Padang Panjang adalah kota kecil yang terletak di kaki Gunung Marapi—gunung berapi yang masih aktif—dan Gunung Singgalang yang sudah tidak aktif. Udara kota ini sejuk, tanpa perlu pendingin ruangan. Ditambah dengan ragam kuliner yang khas dan lezat, Padang Panjang memberi kesan tersendiri bagi pendatang.
Sejak lama kota ini dikenal sebagai pusat pendidikan agama, dengan sekolah-sekolah ternama seperti Perguruan Thawalib, Diniyah Putri, Madrasah Irsyadin Naas, dan Muhammadiyah. Dari kota ini pula lahir ulama besar seperti HAMKA.
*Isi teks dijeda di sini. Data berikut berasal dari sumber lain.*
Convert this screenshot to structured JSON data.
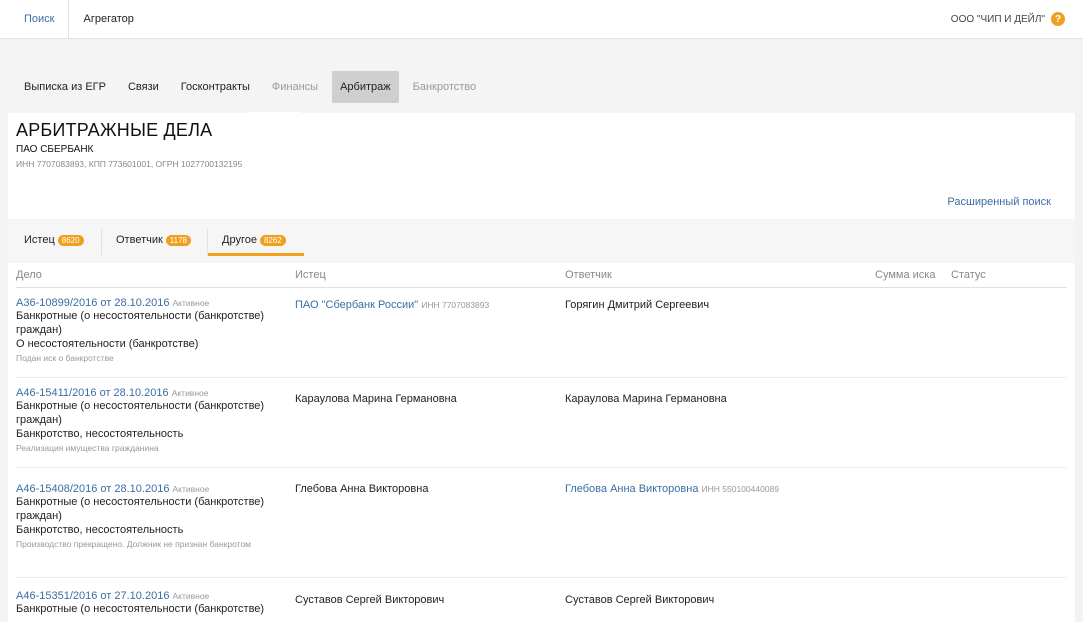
{
  "topnav": {
    "search": "Поиск",
    "aggregator": "Агрегатор",
    "company": "ООО \"ЧИП И ДЕЙЛ\"",
    "help": "?"
  },
  "sections": [
    {
      "label": "Выписка из ЕГР"
    },
    {
      "label": "Связи"
    },
    {
      "label": "Госконтракты"
    },
    {
      "label": "Финансы"
    },
    {
      "label": "Арбитраж"
    },
    {
      "label": "Банкротство"
    }
  ],
  "page": {
    "title": "АРБИТРАЖНЫЕ ДЕЛА",
    "company_name": "ПАО СБЕРБАНК",
    "ids": "ИНН 7707083893, КПП 773601001, ОГРН 1027700132195",
    "advanced_search": "Расширенный поиск"
  },
  "party_tabs": [
    {
      "label": "Истец",
      "count": "8620"
    },
    {
      "label": "Ответчик",
      "count": "1178"
    },
    {
      "label": "Другое",
      "count": "8262"
    }
  ],
  "table": {
    "headers": {
      "case": "Дело",
      "plaintiff": "Истец",
      "defendant": "Ответчик",
      "amount": "Сумма иска",
      "status": "Статус"
    },
    "rows": [
      {
        "case_no": "А36-10899/2016 от 28.10.2016",
        "state": "Активное",
        "cat1": "Банкротные (о несостоятельности (банкротстве) граждан)",
        "cat2": "О несостоятельности (банкротстве)",
        "note": "Подан иск о банкротстве",
        "plaintiff": "ПАО \"Сбербанк России\"",
        "plaintiff_inn": "ИНН 7707083893",
        "defendant": "Горягин Дмитрий Сергеевич",
        "defendant_inn": ""
      },
      {
        "case_no": "А46-15411/2016 от 28.10.2016",
        "state": "Активное",
        "cat1": "Банкротные (о несостоятельности (банкротстве) граждан)",
        "cat2": "Банкротство, несостоятельность",
        "note": "Реализация имущества гражданина",
        "plaintiff": "Караулова Марина Германовна",
        "plaintiff_inn": "",
        "defendant": "Караулова Марина Германовна",
        "defendant_inn": ""
      },
      {
        "case_no": "А46-15408/2016 от 28.10.2016",
        "state": "Активное",
        "cat1": "Банкротные (о несостоятельности (банкротстве) граждан)",
        "cat2": "Банкротство, несостоятельность",
        "note": "Производство прекращено. Должник не признан банкротом",
        "plaintiff": "Глебова Анна Викторовна",
        "plaintiff_inn": "",
        "defendant": "Глебова Анна Викторовна",
        "defendant_inn": "ИНН 550100440089"
      },
      {
        "case_no": "А46-15351/2016 от 27.10.2016",
        "state": "Активное",
        "cat1": "Банкротные (о несостоятельности (банкротстве)",
        "cat2": "",
        "note": "",
        "plaintiff": "Суставов Сергей Викторович",
        "plaintiff_inn": "",
        "defendant": "Суставов Сергей Викторович",
        "defendant_inn": ""
      }
    ]
  },
  "colors": {
    "link": "#3a6ea5",
    "accent": "#f0a020"
  }
}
Bukan hanya itu, Padang Panjang juga melahirkan banyak seniman yang kiprahnya menembus batas negeri. Atas dasar itu pula ASKI Padang Panjang didirikan, yang kemudian berkembang menjadi ISI Padang Panjang.
Dengan suasana religius dan kehidupan masyarakat yang guyub, Bang Zul dan Kak Mala semula sempat ragu apakah bisa bertahan hidup di kota kecil dengan budaya berbeda jauh dari Kuala Lumpur.
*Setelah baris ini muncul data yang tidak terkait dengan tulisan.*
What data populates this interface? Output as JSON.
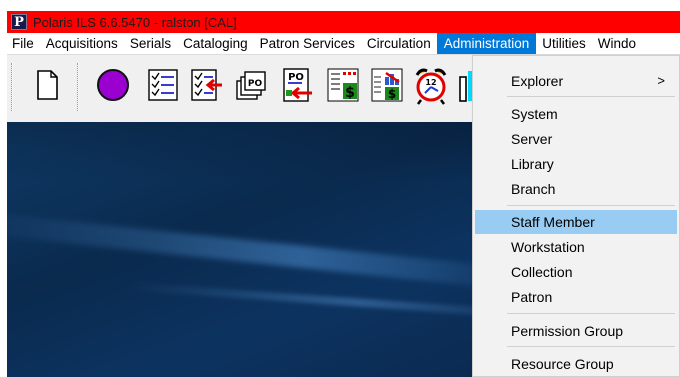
{
  "window": {
    "app_icon_letter": "P",
    "title": "Polaris ILS 6.6.5470 - ralston [CAL]"
  },
  "menubar": {
    "items": [
      {
        "label": "File"
      },
      {
        "label": "Acquisitions"
      },
      {
        "label": "Serials"
      },
      {
        "label": "Cataloging"
      },
      {
        "label": "Patron Services"
      },
      {
        "label": "Circulation"
      },
      {
        "label": "Administration",
        "active": true
      },
      {
        "label": "Utilities"
      },
      {
        "label": "Windo"
      }
    ]
  },
  "toolbar": {
    "buttons": [
      {
        "icon": "new-document-icon"
      },
      {
        "icon": "purple-circle-icon"
      },
      {
        "icon": "checklist-icon"
      },
      {
        "icon": "checklist-arrow-icon"
      },
      {
        "icon": "po-stack-icon"
      },
      {
        "icon": "po-arrow-icon"
      },
      {
        "icon": "invoice-dollar-icon"
      },
      {
        "icon": "fund-chart-dollar-icon"
      },
      {
        "icon": "alarm-clock-icon"
      },
      {
        "icon": "partial-column-icon"
      }
    ],
    "po_label": "PO",
    "clock_label": "12"
  },
  "administration_menu": {
    "items": [
      {
        "label": "Explorer",
        "submenu_arrow": ">"
      },
      {
        "label": "System"
      },
      {
        "label": "Server"
      },
      {
        "label": "Library"
      },
      {
        "label": "Branch"
      },
      {
        "label": "Staff Member",
        "highlighted": true
      },
      {
        "label": "Workstation"
      },
      {
        "label": "Collection"
      },
      {
        "label": "Patron"
      },
      {
        "label": "Permission Group"
      },
      {
        "label": "Resource Group"
      }
    ]
  },
  "colors": {
    "title_bar": "#ff0000",
    "menu_active": "#0078d7",
    "menu_highlight": "#99ccf3",
    "desktop": "#0d2f55"
  }
}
Pada awalnya mereka tinggal di Hotel Makmur, penginapan sederhana yang saat itu sudah dianggap terbaik di Padang Panjang. Fasilitasnya terbatas, kamar mandi dipakai bersama, dan harus turun naik tangga untuk mengaksesnya.
Namun, setelah berinteraksi dengan akademisi dan mahasiswa ASKI, mereka mulai merasa nyaman. Saya sendiri menyaksikan bagaimana Bang Zul dan Kak Mala berbaur dalam suasana kekeluargaan, berlatih seni, bercanda, dan bekerja sama dengan mahasiswa lainnya.
Di tengah masa studi mereka, pada Oktober 1976, lahirlah putri sulung mereka, Norzizi Zulkifli, di Rumah Sakit YARSI Padang Panjang. Kelahiran Norzizi menjadi bagian penting dari sejarah keluarga ini sekaligus menegaskan ikatan emosional mereka dengan Padang Panjang.
Bertahun-tahun kemudian, saat saya bertemu lagi dengan Bang Zul dan Kak Mala di Kuala Lumpur sewaktu menempuh studi doktoral di Universiti Malaya, mereka masih sering mengenang masa indah selama tinggal di Padang Panjang.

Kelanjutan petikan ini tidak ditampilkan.